Enough about moral victories, am I right? The Minnesota Gophers are looking for their first win of the season now, and the Colorado State Rams are next in line. What can we expect in Fort Collins on Saturday?
Last Saturday, Colorado State obliterated the Savannah State Tigers at home to the tune of 65-13. This is standard operating procedure for Savannah State, an FCS program that finished last season with an 0-12 record, including 7 losses by 30 points or more. Obviously, the Rams' stats from their season opener are appropriately gaudy. So what can we draw from a blowout against a staggeringly inept opponent? That the Rams will, at the very least, be feeling confident on both sides of the ball headed into this matchup. The game is also in Fort Collins, so Colorado State will have home field advantage over the Gophers. Colorado State is certainly not the same caliber of opponent as TCU, but Minnesota can't afford to walk into this expecting them to roll over, as the Rams upset both Colorado and Boston College a season ago.
Similar to last week, it is difficult to know what to expect from Colorado State after a cake walk of an opening game, but I think the two most important matchups are obvious.
Gophers' secondary vs Rams' wide receivers. You've heard of Rashard Higgins, right? Named to the Biletnikoff Award Watch List, Higgins is one the best wide receivers in all of college football. In 2014, he reeled in 96 receptions for 1,750 yards and 17 touchdowns. No small feat. The Rams are breaking in a new starting quarterback in sophomore Nick Stevens, but he didn't seem to have much trouble slinging it around a week ago, spreading the ball around to more than 10 different receivers against Savannah State. Colorado State returns 4 of their top 5 receivers, including Higgins, from a receiving corps that ranked 8th in the nation in passing last season. Again, their stud quarterback is gone, but a strong stable of receivers remains, including two seniors at tight end who were both named to the Mackey Award Watch List. There is no question that the Gophers' defensive backfield will have their hands full again. The uncertain status of Damarius Travis, who limped off the field late against TCU, is somewhat concerning, but there is no reason to believe that a unit with Eric Murray and Briean Boddy-Calhoun at the corners is going to fall apart without one of their senior safeties.
If the Gophers' secondary can repeat last week's performance and prevent the Rams from making big plays in the passing game, I don't see Colorado State having much success on offense against this defense.
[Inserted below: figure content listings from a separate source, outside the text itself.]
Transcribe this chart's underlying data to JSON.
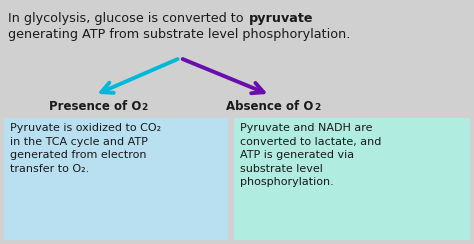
{
  "bg_color": "#d0d0d0",
  "arrow_left_color": "#00b8d8",
  "arrow_right_color": "#6a0dad",
  "label_left_bold": "Presence of O",
  "label_right_bold": "Absence of O",
  "box_left_color": "#b8e0f0",
  "box_right_color": "#b0ece0",
  "box_left_text_line1": "Pyruvate is oxidized to CO",
  "box_left_text_rest": "\nin the TCA cycle and ATP\ngenerated from electron\ntransfer to O",
  "box_right_text": "Pyruvate and NADH are\nconverted to lactate, and\nATP is generated via\nsubstrate level\nphosphorylation.",
  "text_color": "#1a1a1a",
  "label_fontsize": 8.5,
  "body_fontsize": 8.0,
  "title_fontsize": 9.2,
  "fig_width": 4.74,
  "fig_height": 2.44,
  "dpi": 100
}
The defense can't afford to sleep on this group of receivers, but I trust that Tracy Claeys is well aware of the kind of talent the Rams have at receiver and the Gophers will be well prepared with a game plan to contain them.
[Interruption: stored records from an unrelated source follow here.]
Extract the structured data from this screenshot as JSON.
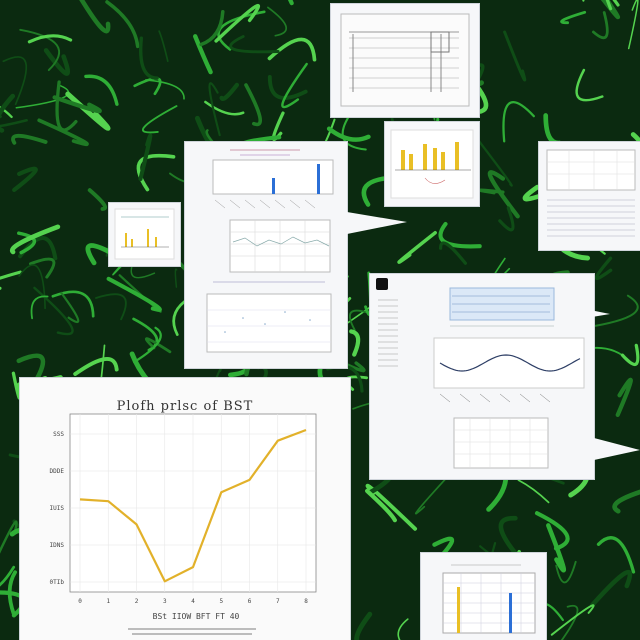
{
  "scene": {
    "background_color": "#0b2a10",
    "vine_colors": [
      "#1f7a25",
      "#2fae36",
      "#55d34f",
      "#0f4d16"
    ]
  },
  "main_chart": {
    "title": "Plofh prlsc of BST",
    "series_color": "#e2b12a",
    "chart_data": {
      "type": "line",
      "title": "Plofh prlsc of BST",
      "xlabel": "BSt  IIOW  BFT FT 40",
      "ylabel": "",
      "x_ticks": [
        "0",
        "1",
        "2",
        "3",
        "4",
        "5",
        "6",
        "7",
        "8"
      ],
      "y_ticks": [
        "0TIb",
        "IDNS",
        "IUIS",
        "DDDE",
        "SSS"
      ],
      "x": [
        0,
        1,
        2,
        3,
        4,
        5,
        6,
        7,
        8
      ],
      "values": [
        0.52,
        0.51,
        0.38,
        0.06,
        0.14,
        0.56,
        0.63,
        0.85,
        0.91
      ],
      "ylim": [
        0,
        1
      ],
      "grid": true
    }
  },
  "small_charts": {
    "bar_yellow_color": "#e9bf25",
    "bar_blue_color": "#2b6fd6",
    "wave_color": "#2e3f66",
    "line_color": "#d9a020"
  }
}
Gophers' offensive line vs Rams' defensive line. One of the biggest issues against TCU a week ago was the offensive line. Josh Campion was a last minute scratch at right tackle, and his replacement, Ben Lauer, had to be pulled in the second quarter in favor of Jonah Pirsig after more than a few blown assignments, clearly not having healed completely from his surgical procedure during preseason camp. It is imperative that the offensive line stabilize moving forward, and this Saturday represents a chance for them to start down that path. With Campion back at practice on Monday, I'm optimistic that we won't have to endure another game of musical chairs on Saturday.
Colorado State ranked 96th in rushing defense a year ago, allowing an average of 200 rushing yards per game. The Rams don't have a lot of starting experience up front either, having to replace all but two defensive linemen and one linebacker in their front seven. If the Gophers aren't able to impose their will on the Rams defense and open up holes in the running game, that will not bode well for the Gophers' offense in this game -- or for the rest of the season, for that matter. I expect we'll see a lot of carries for Rodrick Williams and Rodney Smith as the Gophers look to avoid testing a decent secondary that returns two starting safeties from a unit that ranked 56th in pass defense a year ago. On the defensive line, senior defensive end Martavius Foster will be one to watch for the Rams after recording three sacks against Savannah State last Saturday.
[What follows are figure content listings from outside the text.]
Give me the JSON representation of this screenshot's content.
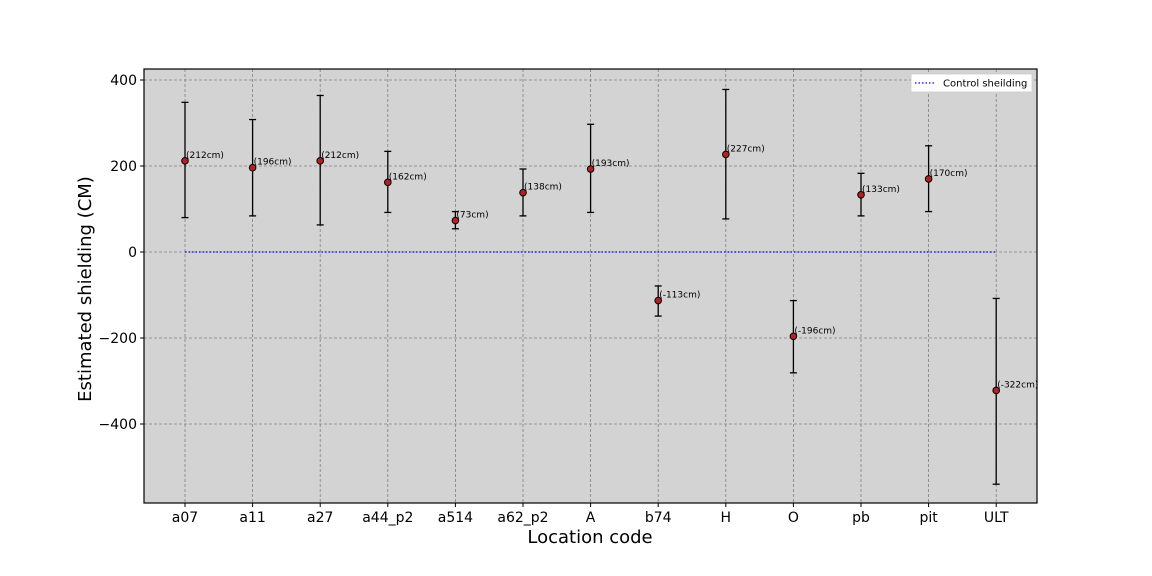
{
  "chart_data": {
    "type": "scatter",
    "xlabel": "Location code",
    "ylabel": "Estimated shielding (CM)",
    "categories": [
      "a07",
      "a11",
      "a27",
      "a44_p2",
      "a514",
      "a62_p2",
      "A",
      "b74",
      "H",
      "O",
      "pb",
      "pit",
      "ULT"
    ],
    "values": [
      212,
      196,
      212,
      162,
      73,
      138,
      193,
      -113,
      227,
      -196,
      133,
      170,
      -322
    ],
    "error_low": [
      80,
      84,
      63,
      92,
      54,
      84,
      92,
      -149,
      77,
      -281,
      84,
      94,
      -540
    ],
    "error_high": [
      348,
      308,
      364,
      234,
      94,
      193,
      297,
      -79,
      378,
      -113,
      183,
      247,
      -108
    ],
    "point_labels": [
      "(212cm)",
      "(196cm)",
      "(212cm)",
      "(162cm)",
      "(73cm)",
      "(138cm)",
      "(193cm)",
      "(-113cm)",
      "(227cm)",
      "(-196cm)",
      "(133cm)",
      "(170cm)",
      "(-322cm)"
    ],
    "yticks": [
      400,
      200,
      0,
      -200,
      -400
    ],
    "ylim": [
      -580,
      425
    ],
    "grid": true,
    "control_line": {
      "name": "Control sheilding",
      "value": 0
    },
    "legend": {
      "position": "top-right",
      "entries": [
        "Control sheilding"
      ]
    },
    "colors": {
      "plot_bg": "#d3d3d3",
      "marker_fill": "#b22222",
      "marker_edge": "#000000",
      "control_line": "#0000ff",
      "grid": "#808080"
    }
  }
}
The Rams are also transitioning from a 3-4 base defense to a 4-3 under new defensive coordinator Tyson Summers, so there could be some growing pains there or perhaps more success than last year against the rush. Who knows. Again, success against Savannah State is not the greatest indicator.
Ultimately, it comes down to the Gophers playing to their strengths. Last week against a tough opponent, the Gophers were able to run the ball well at times on offense and also limit a vaunted passing game on defense. Minnesota will need to do more of the same in order to beat Colorado State, with the key difference being that they're not lining up against the No. 2-ranked team in the nation this time around.
Any other matchups that you think could be the difference in this game?